这其中就有一味,是他们巨鲨刹内珍藏的一位深海大妖之毒,无色无味,挥发快速,任何法器、阵壁都无法抵挡。
相信在场有不少修士都察觉到了这一点,这才会带着弟子在原地多等一会儿,就为了在领取留影石时,将身上的毒素彻底解除。
半晌,刁濉笑道:“管她好不好,先让她受上一段时间的折磨,等之后,咱们再出手钝刀子慢磨。
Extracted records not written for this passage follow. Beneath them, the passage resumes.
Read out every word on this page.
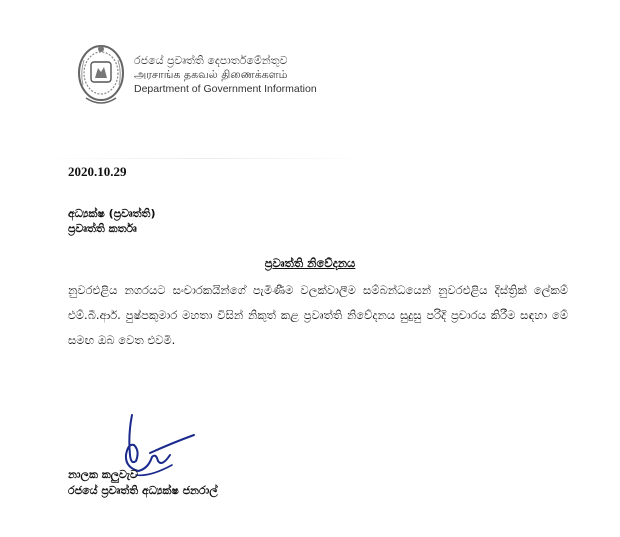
රජයේ ප්‍රවෘත්ති දෙපාර්තමේන්තුව
அரசாங்க தகவல் திணைக்களம்
Department of Government Information
2020.10.29
අධ්‍යක්ෂ (ප්‍රවෘත්ති)
ප්‍රවෘත්ති කර්තෘ
ප්‍රවෘත්ති නිවේදනය
නුවරඑළිය නගරයට සංචාරකයින්ගේ පැමිණීම වලක්වාලීම සම්බන්ධයෙන් නුවරඑළිය දිස්ත්‍රික් ලේකම් එම්.බී.ආර්. පුෂ්පකුමාර මහතා විසින් නිකුත් කළ ප්‍රවෘත්ති නිවේදනය සුදුසු පරිදි ප්‍රචාරය කිරීම සඳහා මේ සමඟ ඔබ වෙත එවමි.
නාලක කලුවැව
රජයේ ප්‍රවෘත්ති අධ්‍යක්ෂ ජනරාල්
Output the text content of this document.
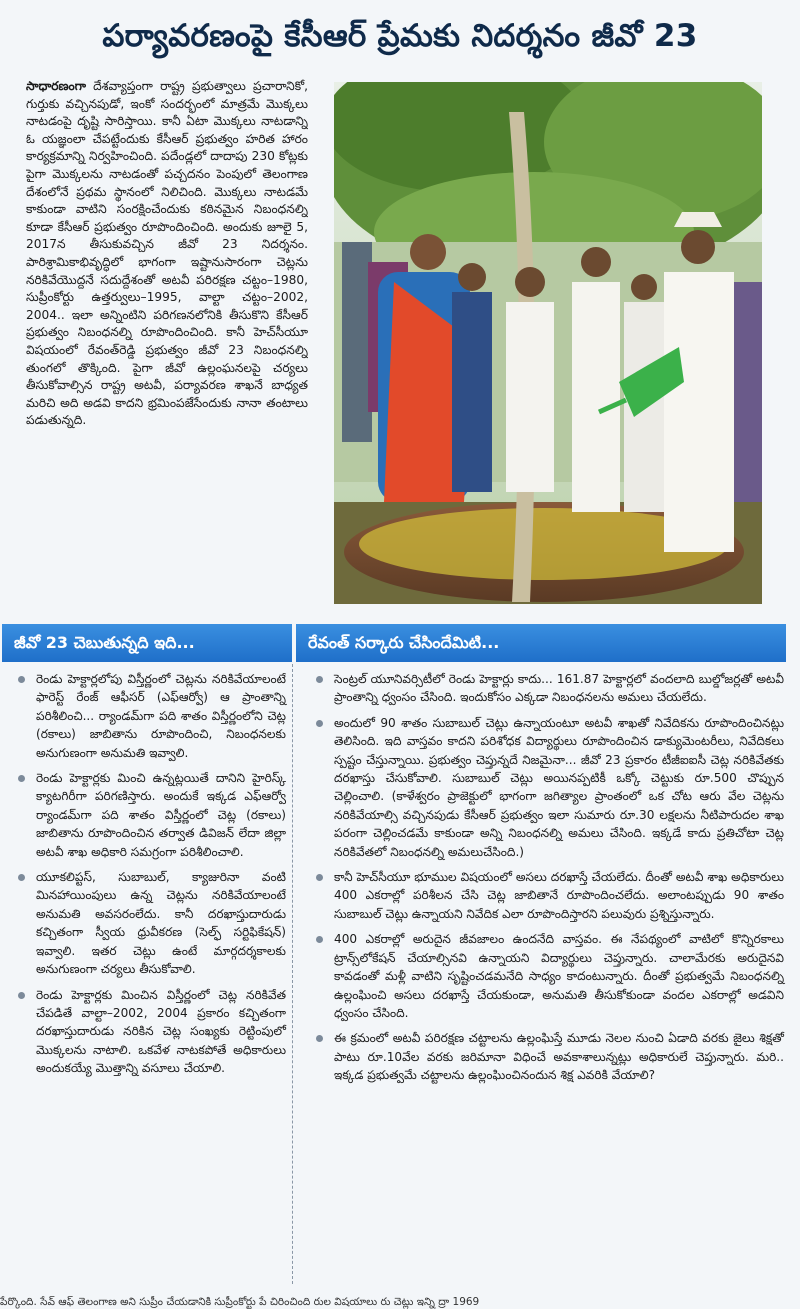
పర్యావరణంపై కేసీఆర్ ప్రేమకు నిదర్శనం జీవో 23
సాధారణంగా దేశవ్యాప్తంగా రాష్ట్ర ప్రభుత్వాలు ప్రచారానికో, గుర్తుకు వచ్చినపుడో, ఇంకో సందర్భంలో మాత్రమే మొక్కలు నాటడంపై దృష్టి సారిస్తాయి. కానీ ఏటా మొక్కలు నాటడాన్ని ఓ యజ్ఞంలా చేపట్టేందుకు కేసీఆర్ ప్రభుత్వం హరిత హారం కార్యక్రమాన్ని నిర్వహించింది. పదేండ్లలో దాదాపు 230 కోట్లకు పైగా మొక్కలను నాటడంతో పచ్చదనం పెంపులో తెలంగాణ దేశంలోనే ప్రథమ స్థానంలో నిలిచింది. మొక్కలు నాటడమే కాకుండా వాటిని సంరక్షించేందుకు కఠినమైన నిబంధనల్ని కూడా కేసీఆర్ ప్రభుత్వం రూపొందించింది. అందుకు జూలై 5, 2017న తీసుకువచ్చిన జీవో 23 నిదర్శనం. పారిశ్రామికాభివృద్ధిలో భాగంగా ఇష్టానుసారంగా చెట్లను నరికివేయొద్దనే సదుద్దేశంతో అటవీ పరిరక్షణ చట్టం–1980, సుప్రీంకోర్టు ఉత్తర్వులు–1995, వాల్టా చట్టం–2002, 2004.. ఇలా అన్నింటిని పరిగణనలోనికి తీసుకొని కేసీఆర్ ప్రభుత్వం నిబంధనల్ని రూపొందించింది. కానీ హెచ్‌సీయూ విషయంలో రేవంత్‌రెడ్డి ప్రభుత్వం జీవో 23 నిబంధనల్ని తుంగలో తొక్కింది. పైగా జీవో ఉల్లంఘనలపై చర్యలు తీసుకోవాల్సిన రాష్ట్ర అటవీ, పర్యావరణ శాఖనే బాధ్యత మరిచి అది అడవి కాదని భ్రమింపజేసేందుకు నానా తంటాలు పడుతున్నది.
జీవో 23 చెబుతున్నది ఇది...	రేవంత్ సర్కారు చేసిందేమిటి...
రెండు హెక్టార్లలోపు విస్తీర్ణంలో చెట్లను నరికివేయాలంటే ఫారెస్ట్ రేంజ్ ఆఫీసర్ (ఎఫ్ఆర్వో) ఆ ప్రాంతాన్ని పరిశీలించి... ర్యాండమ్‌గా పది శాతం విస్తీర్ణంలోని చెట్ల (రకాలు) జాబితాను రూపొందించి, నిబంధనలకు అనుగుణంగా అనుమతి ఇవ్వాలి.
రెండు హెక్టార్లకు మించి ఉన్నట్లయితే దానిని హైరిస్క్ క్యాటగిరీగా పరిగణిస్తారు. అందుకే ఇక్కడ ఎఫ్ఆర్వో ర్యాండమ్‌గా పది శాతం విస్తీర్ణంలో చెట్ల (రకాలు) జాబితాను రూపొందించిన తర్వాత డివిజన్ లేదా జిల్లా అటవీ శాఖ అధికారి సమగ్రంగా పరిశీలించాలి.
యూకలిప్టస్, సుబాబుల్, క్యాజురినా వంటి మినహాయింపులు ఉన్న చెట్లను నరికివేయాలంటే అనుమతి అవసరంలేదు. కానీ దరఖాస్తుదారుడు కచ్చితంగా స్వీయ ధ్రువీకరణ (సెల్ఫ్ సర్టిఫికేషన్) ఇవ్వాలి. ఇతర చెట్లు ఉంటే మార్గదర్శకాలకు అనుగుణంగా చర్యలు తీసుకోవాలి.
రెండు హెక్టార్లకు మించిన విస్తీర్ణంలో చెట్ల నరికివేత చేపడితే వాల్టా–2002, 2004 ప్రకారం కచ్చితంగా దరఖాస్తుదారుడు నరికిన చెట్ల సంఖ్యకు రెట్టింపులో మొక్కలను నాటాలి. ఒకవేళ నాటకపోతే అధికారులు అందుకయ్యే మొత్తాన్ని వసూలు చేయాలి.
సెంట్రల్ యూనివర్సిటీలో రెండు హెక్టార్లు కాదు... 161.87 హెక్టార్లలో వందలాది బుల్డోజర్లతో అటవీ ప్రాంతాన్ని ధ్వంసం చేసింది. ఇందుకోసం ఎక్కడా నిబంధనలను అమలు చేయలేదు.
అందులో 90 శాతం సుబాబుల్ చెట్లు ఉన్నాయంటూ అటవీ శాఖతో నివేదికను రూపొందించినట్లు తెలిసింది. ఇది వాస్తవం కాదని పరిశోధక విద్యార్థులు రూపొందించిన డాక్యుమెంటరీలు, నివేదికలు స్పష్టం చేస్తున్నాయి. ప్రభుత్వం చెప్తున్నదే నిజమైనా... జీవో 23 ప్రకారం టీజీఐఐసీ చెట్ల నరికివేతకు దరఖాస్తు చేసుకోవాలి. సుబాబుల్ చెట్లు అయినప్పటికీ ఒక్కో చెట్టుకు రూ.500 చొప్పున చెల్లించాలి. (కాళేశ్వరం ప్రాజెక్టులో భాగంగా జగిత్యాల ప్రాంతంలో ఒక చోట ఆరు వేల చెట్లను నరికివేయాల్సి వచ్చినపుడు కేసీఆర్ ప్రభుత్వం ఇలా సుమారు రూ.30 లక్షలను నీటిపారుదల శాఖ పరంగా చెల్లించడమే కాకుండా అన్ని నిబంధనల్ని అమలు చేసింది. ఇక్కడే కాదు ప్రతిచోటా చెట్ల నరికివేతలో నిబంధనల్ని అమలుచేసింది.)
కానీ హెచ్‌సీయూ భూముల విషయంలో అసలు దరఖాస్తే చేయలేదు. దీంతో అటవీ శాఖ అధికారులు 400 ఎకరాల్లో పరిశీలన చేసి చెట్ల జాబితానే రూపొందించలేదు. అలాంటప్పుడు 90 శాతం సుబాబుల్ చెట్లు ఉన్నాయని నివేదిక ఎలా రూపొందిస్తారని పలువురు ప్రశ్నిస్తున్నారు.
400 ఎకరాల్లో అరుదైన జీవజాలం ఉందనేది వాస్తవం. ఈ నేపథ్యంలో వాటిలో కొన్నిరకాలు ట్రాన్స్‌లోకేషన్ చేయాల్సినవి ఉన్నాయని విద్యార్థులు చెప్తున్నారు. చాలామేరకు అరుదైనవి కావడంతో మళ్లీ వాటిని సృష్టించడమనేది సాధ్యం కాదంటున్నారు. దీంతో ప్రభుత్వమే నిబంధనల్ని ఉల్లంఘించి అసలు దరఖాస్తే చేయకుండా, అనుమతి తీసుకోకుండా వందల ఎకరాల్లో అడవిని ధ్వంసం చేసింది.
ఈ క్రమంలో అటవీ పరిరక్షణ చట్టాలను ఉల్లంఘిస్తే మూడు నెలల నుంచి ఏడాది వరకు జైలు శిక్షతో పాటు రూ.10వేల వరకు జరిమానా విధించే అవకాశాలున్నట్లు అధికారులే చెప్తున్నారు. మరి.. ఇక్కడ ప్రభుత్వమే చట్టాలను ఉల్లంఘించినందున శిక్ష ఎవరికి వేయాలి?
పేర్కొంది. సేవ్ ఆఫ్ తెలంగాణ అని సుప్రీం చేయడానికి సుప్రీంకోర్టు పే చిరించింది రుల విషయాలు రు చెట్లు ఇన్ని ద్రా 1969
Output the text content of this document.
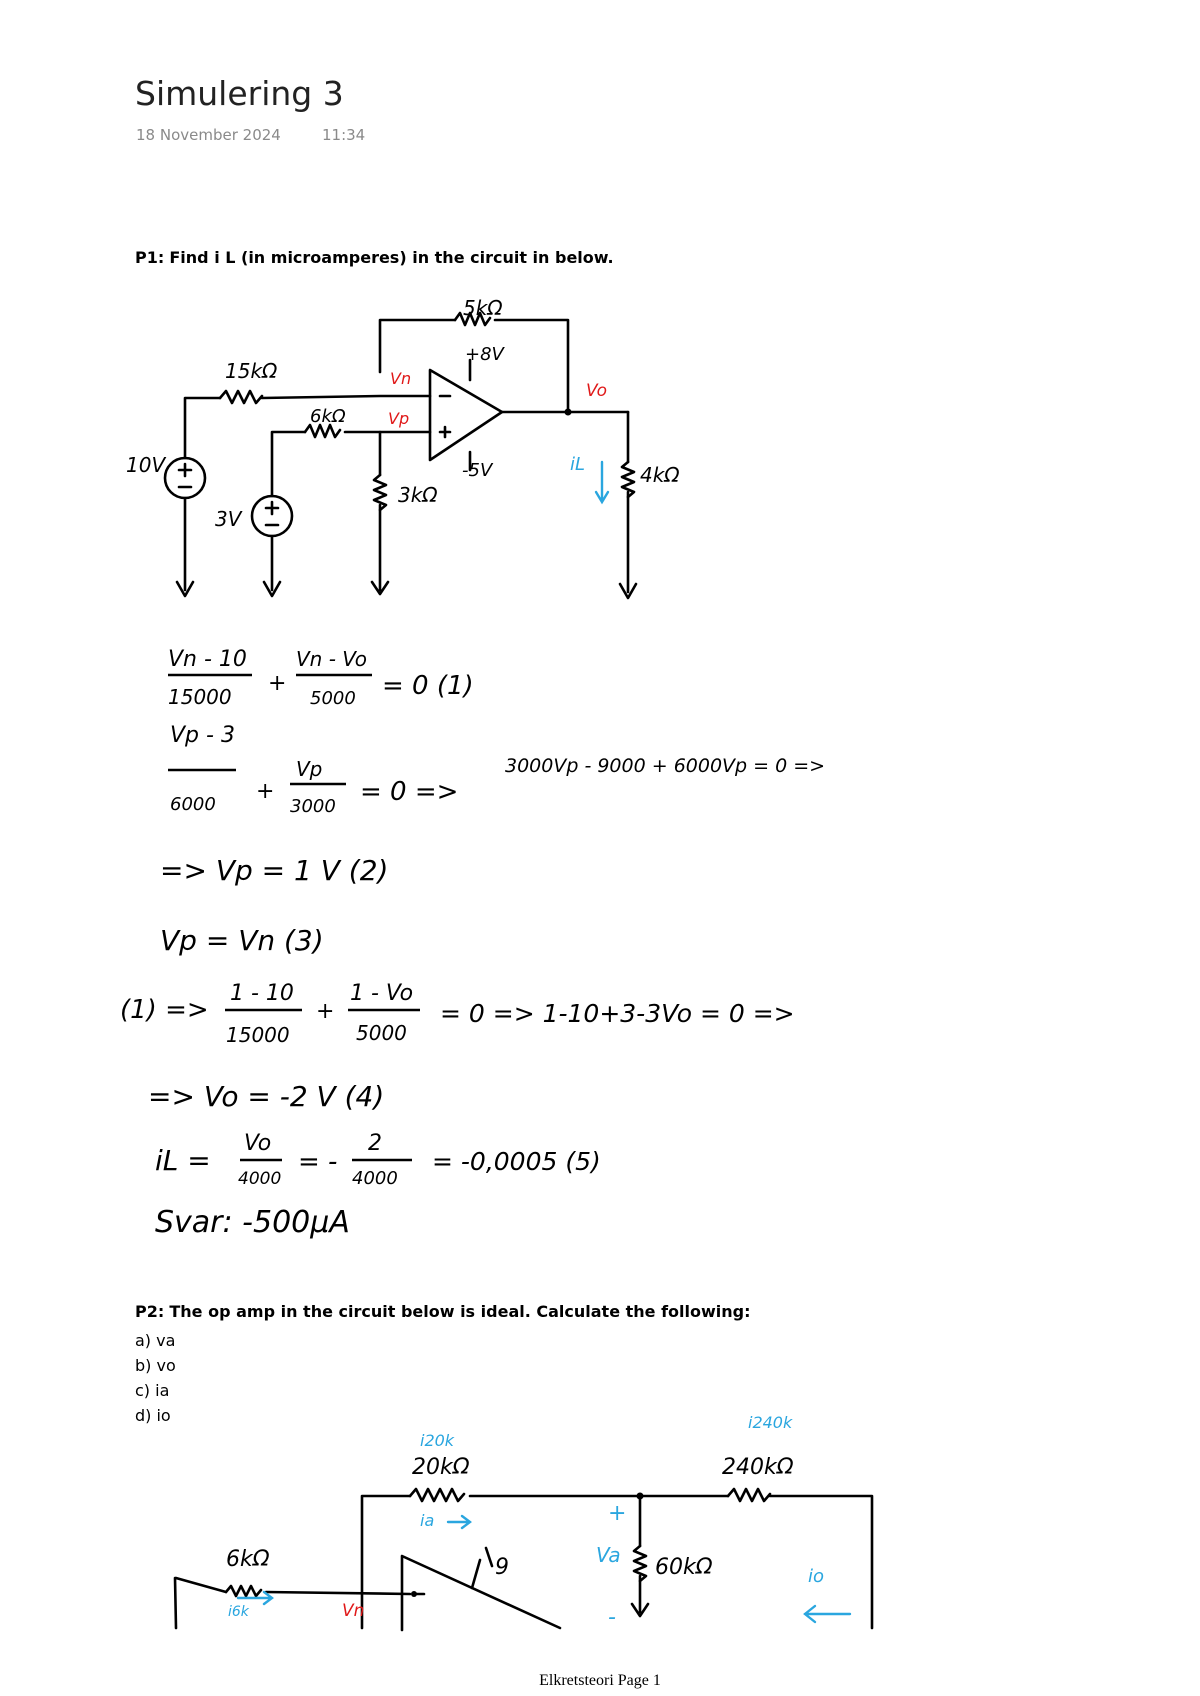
Simulering 3
18 November 2024	11:34
P1: Find i L (in microamperes) in the circuit in below.
P2: The op amp in the circuit below is ideal. Calculate the following:
a) va
b) vo
c) ia
d) io
5kΩ
+8V
15kΩ
6kΩ
3kΩ
-5V	4kΩ
10V
3V
Vn
Vp
Vo
iL
Vn - 10
15000
+
Vn - Vo
5000 = 0 (1)
Vp - 3
6000
+
Vp
3000 = 0 =>
3000Vp - 9000 + 6000Vp = 0 =>
=> Vp = 1 V (2)
Vp = Vn (3)
(1) =>
1 - 10
15000
+
1 - Vo
5000
= 0 => 1-10+3-3Vo = 0 =>
=> Vo = -2 V (4)
iL =
Vo
4000
= -
2
4000
= -0,0005 (5)
Svar: -500μA
20kΩ	240kΩ
60kΩ
6kΩ	9
i20k
i240k
ia
i6k
io
Va
+
-
Vn
Elkretsteori Page 1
”
他们巨鲨刹的妖修,可最是一群心眼儿小的货!
惹了一个,就得对上一窝。
金辉拍卖行的拍卖会彻底结束后,随着修士们的相继散去,关于这场拍卖的最后热况也随之被飞快宣扬。
晋杭陨落、雍微可能是夜魔、巽补金丹归处、印琬道君收徒……这一桩桩一件件,显然在之后的很长一段时间,都被修士们经久不衰的热谈。
尤其是还有留影石辅证的前提下,更是一时掀起了复刻留影石售卖的热潮,让津辉城内八卦四起。
在这所有讯息中,最受人关注的,还是晋杭与雍微这对师徒。
在银霜海修士的盖棺定论下,晋杭的身份已亡。
既然他已经陨落,那么晋杭在他生命的最终时刻,拼了命一般地为雍微去抢巽补金丹,就更加值得大家的揣度。
“晋杭阵师此人,不论他为人如何,在外面的名声又是如何地遭受非议。但仅凭此举,便知他是真心想要做一位好师傅,可惜他并未有一个好徒弟。”
“雍微啊,曾经的天才阵师,没想到一旦堕.落起来,竟然这般快。”
“嗐,现在大家都能确定了吗?最后现身的那位夜魔就是雍微?”
“你想想那粉猪!”
“……好,寻宝猪,也确是雍微的灵宠无疑。”
“而且,并不是每一位混血夜魔都能够那般娴熟都使用魔族能力。只能说,雍微既能使用,她体内的血脉纯度就绝对不低。”
……
在津辉城内的修士兴奋讨论时,事件的主角早已趁着夜色离开了津辉城。
只是雍微才刚刚离开津辉城不久,就察觉到手中的海蚌道器触感有些不对。
雍微迟疑地停下动作,选了一处密林拐身钻入,在其内开辟好洞府并设好禁制后,才将手中的海蚌举至跟前。
璀璨中带着流光,碰触后似有风声。
漂亮是漂亮,但这枚海蚌无论怎样看,都只是一枚普通海蚌,没有之前道器专属的内敛深沉。
雍微眸底的幽紫因为愤怒,再也遮掩不住,彻底绽放而出。
她五指稍微一用力,手中的海蚌就全部碎成齑粉。
雍微:……
她看着齑粉中显露的丹药,将之捻起,原本深沉的表情不由地开始扭曲,一字一顿:“养气丹?”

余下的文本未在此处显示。